Because Invoked by debug commands is a tools option, altering this setting affects all projects you work on. You do not need to rebuild your application after changing this setting. You can change the setting even while debugging. If you build your application from the command line or from a Makefile, but debug in the Visual C++ environment, you can still use Edit and Continue if you set the /ZI option.
In Visual C++, Edit and Continue can apply code changes in two ways.
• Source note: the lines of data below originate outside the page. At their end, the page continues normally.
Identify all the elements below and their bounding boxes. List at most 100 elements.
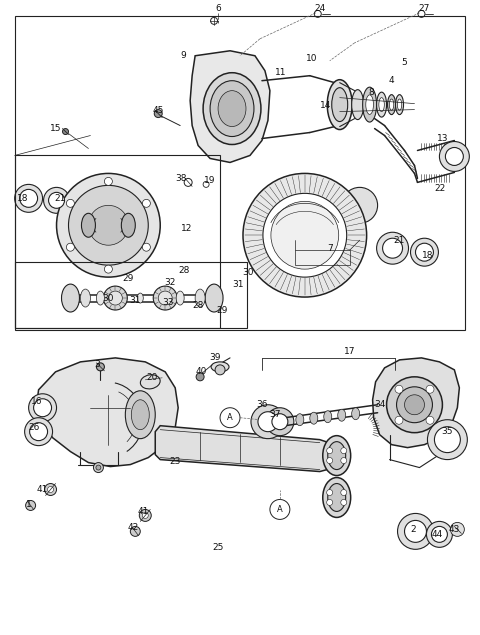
Circle shape [327,448,333,453]
Circle shape [143,199,150,207]
Text: 27: 27 [419,4,430,13]
Bar [15,262,247,328]
Circle shape [196,373,204,381]
Text: 10: 10 [306,54,318,64]
Circle shape [66,243,74,251]
Bar [15,16,465,330]
Circle shape [426,521,452,547]
Ellipse shape [396,95,404,114]
Circle shape [62,128,69,135]
Circle shape [450,523,464,537]
Ellipse shape [352,408,360,420]
Ellipse shape [324,411,332,423]
Circle shape [395,385,403,393]
Circle shape [104,265,112,273]
Text: 28: 28 [179,265,190,274]
Text: 21: 21 [394,236,405,244]
Circle shape [341,448,347,453]
Text: 31: 31 [130,295,141,305]
Ellipse shape [323,478,351,518]
Text: 38: 38 [175,174,187,183]
Ellipse shape [121,213,135,237]
Text: 45: 45 [153,106,164,115]
Circle shape [103,286,127,310]
Circle shape [94,462,103,472]
Ellipse shape [218,91,246,126]
Text: 36: 36 [256,400,268,409]
Ellipse shape [338,409,346,421]
Text: 29: 29 [122,274,134,283]
Ellipse shape [205,284,223,312]
Text: 18: 18 [422,251,433,260]
Circle shape [445,147,463,166]
Circle shape [270,500,290,519]
Circle shape [104,177,112,185]
Text: 17: 17 [344,347,355,356]
Ellipse shape [323,436,351,476]
Circle shape [266,408,294,436]
Circle shape [327,458,333,464]
Text: 41: 41 [138,507,149,516]
Ellipse shape [327,79,352,130]
Circle shape [139,509,151,521]
Circle shape [29,394,57,422]
Text: 7: 7 [327,244,333,253]
Ellipse shape [61,284,80,312]
Ellipse shape [352,90,364,119]
Text: 26: 26 [28,423,39,432]
Circle shape [432,526,447,542]
Ellipse shape [132,400,149,430]
Circle shape [142,512,148,518]
Ellipse shape [366,95,373,114]
Ellipse shape [397,99,402,110]
Text: 13: 13 [437,134,448,143]
Text: 41: 41 [37,485,48,494]
Ellipse shape [195,289,205,307]
Ellipse shape [176,291,184,305]
Circle shape [396,387,432,423]
Circle shape [341,458,347,464]
Polygon shape [372,358,459,448]
Circle shape [69,185,148,265]
Circle shape [15,184,43,212]
Text: 12: 12 [180,224,192,233]
Ellipse shape [137,293,144,303]
Circle shape [426,417,434,424]
Text: 25: 25 [212,543,224,552]
Ellipse shape [211,362,229,372]
Ellipse shape [203,73,261,145]
Text: 16: 16 [31,398,42,406]
Circle shape [263,194,347,277]
Circle shape [341,490,347,495]
Text: A: A [277,505,283,514]
Ellipse shape [377,92,386,117]
Text: 42: 42 [128,523,139,532]
Circle shape [383,238,403,258]
Circle shape [434,427,460,453]
Text: 18: 18 [17,194,28,203]
Circle shape [66,199,74,207]
Ellipse shape [296,414,304,425]
Circle shape [220,408,240,428]
Text: 39: 39 [209,354,221,363]
Text: 30: 30 [103,293,114,302]
Circle shape [44,187,70,213]
Circle shape [153,286,177,310]
Text: 30: 30 [242,267,254,277]
Circle shape [377,232,408,264]
Circle shape [405,521,426,542]
Circle shape [143,243,150,251]
Ellipse shape [332,88,348,121]
Circle shape [416,243,433,261]
Ellipse shape [210,81,254,137]
Ellipse shape [140,375,160,389]
Circle shape [428,420,468,460]
Bar [15,156,220,328]
Polygon shape [36,358,178,467]
Circle shape [397,514,433,549]
Text: 24: 24 [314,4,325,13]
Ellipse shape [389,99,394,110]
Circle shape [342,187,378,224]
Circle shape [243,173,367,297]
Text: 22: 22 [435,184,446,193]
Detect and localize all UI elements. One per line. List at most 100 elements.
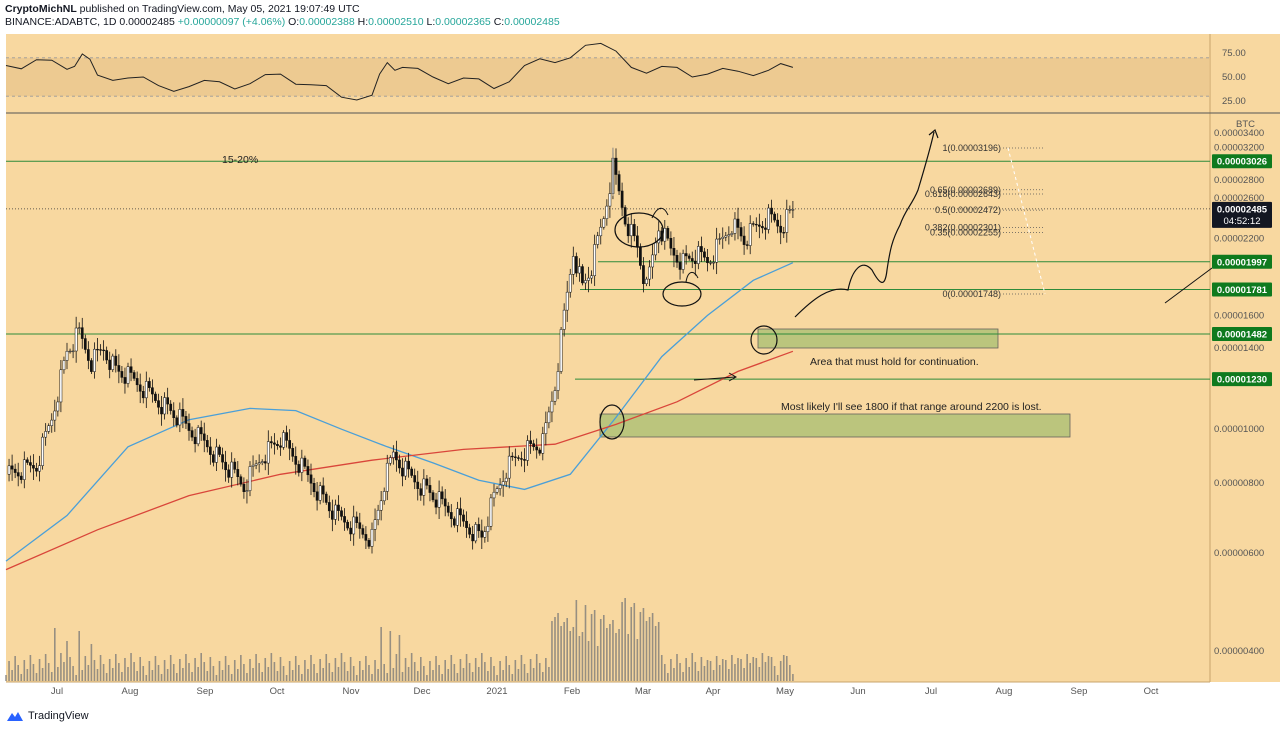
volume-bar bbox=[599, 619, 602, 681]
volume-bar bbox=[38, 659, 41, 681]
volume-bar bbox=[252, 668, 254, 681]
volume-bar bbox=[532, 668, 535, 681]
candle-body bbox=[62, 360, 66, 371]
volume-bar bbox=[584, 605, 587, 681]
volume-bar bbox=[508, 665, 511, 681]
candle-body bbox=[401, 467, 404, 477]
volume-bar bbox=[380, 627, 382, 681]
candle-body bbox=[721, 236, 725, 239]
candle-body bbox=[184, 416, 188, 424]
candle-body bbox=[87, 349, 90, 361]
volume-bar bbox=[261, 672, 263, 681]
volume-bar bbox=[465, 654, 468, 681]
candle-body bbox=[742, 235, 746, 245]
candle-body bbox=[154, 393, 157, 401]
last-price: 0.00002485 bbox=[119, 16, 175, 28]
candle-body bbox=[532, 443, 535, 448]
volume-bar bbox=[523, 664, 526, 681]
volume-bar bbox=[691, 653, 694, 681]
candle-body bbox=[352, 516, 356, 535]
candle-body bbox=[358, 522, 362, 529]
candle-body bbox=[382, 491, 386, 502]
candle-body bbox=[306, 466, 310, 476]
volume-bar bbox=[371, 674, 373, 681]
volume-bar bbox=[429, 661, 431, 681]
candle-body bbox=[468, 527, 471, 535]
candle-body bbox=[68, 350, 72, 353]
volume-bar bbox=[715, 656, 718, 681]
candles-layer bbox=[7, 147, 795, 554]
candle-body bbox=[108, 359, 112, 370]
annotation-1800: Most likely I'll see 1800 if that range … bbox=[781, 401, 1042, 413]
time-axis[interactable]: Jul Aug Sep Oct Nov Dec 2021 Feb Mar Apr May Jun Jul… bbox=[51, 686, 1159, 697]
volume-bar bbox=[627, 634, 629, 681]
volume-bar bbox=[697, 671, 700, 681]
volume-bar bbox=[551, 621, 553, 681]
volume-bar bbox=[264, 658, 267, 681]
volume-bar bbox=[560, 626, 562, 681]
fib-label-6: 0(0.00001748) bbox=[942, 289, 1001, 299]
volume-bar bbox=[69, 657, 71, 681]
candle-body bbox=[148, 381, 151, 388]
rsi-pane bbox=[5, 42, 1210, 101]
candle-body bbox=[178, 409, 182, 426]
volume-bar bbox=[776, 675, 779, 681]
candle-body bbox=[254, 463, 258, 466]
candle-body bbox=[245, 490, 249, 492]
volume-bar bbox=[563, 622, 565, 681]
candle-body bbox=[74, 327, 78, 352]
volume-bar bbox=[291, 670, 294, 681]
volume-bar bbox=[359, 661, 361, 681]
candle-body bbox=[44, 431, 47, 438]
level-tag-bg-2 bbox=[1212, 282, 1272, 297]
volume-bar bbox=[749, 663, 751, 681]
volume-bar bbox=[75, 675, 77, 681]
level-tag-2: 0.00001781 bbox=[1217, 285, 1268, 296]
volume-bar bbox=[660, 655, 663, 681]
candle-body bbox=[446, 505, 450, 513]
volume-bar bbox=[346, 671, 349, 681]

Code changes can be applied implicitly, when you choose an execution command, or explicitly, using the Apply Code Changes command.
When you apply code changes explicitly, your program remains in break mode – no execution occurs.
To apply code changes explicitly, on the Debug menu, choose Apply Code Changes.
While Edit and Continue is in the process of applying code changes, you can stop the operation.
To stop applying code changes:
On the Debug menu, choose Stop Applying Code Changes.
This menu item is visible only when code changes are being applied.
If you choose this option, none of the code changes are committed.
Some code changes can cause the point of execution to move to a new location when Edit and Continue applies the changes. Edit and Continue places the point of execution as accurately as possible, but the results may not be correct in all cases.
In Visual C++, a dialog box informs you when the point of execution changes. You should verify that the location is correct before you continue debugging. If it is not correct, use the Set Next Statement command. For more information, see Set the next statement to execute.
In some cases, Edit and Continue cannot apply code changes to the executable immediately, but might be able to apply the code changes later if you continue debugging. This happens if you edit a function that calls the current function or if you add more than 64 bytes of new variables to a function on the call stack
In such cases, the debugger continues executing the original code (called stale code) until the changes can be applied. The stale code appears as a temporary source file window in a separate source window, with a title such as enc25.tmp. The edited source continues to appear in the original source window. If you try to edit the stale code, a warning message appears.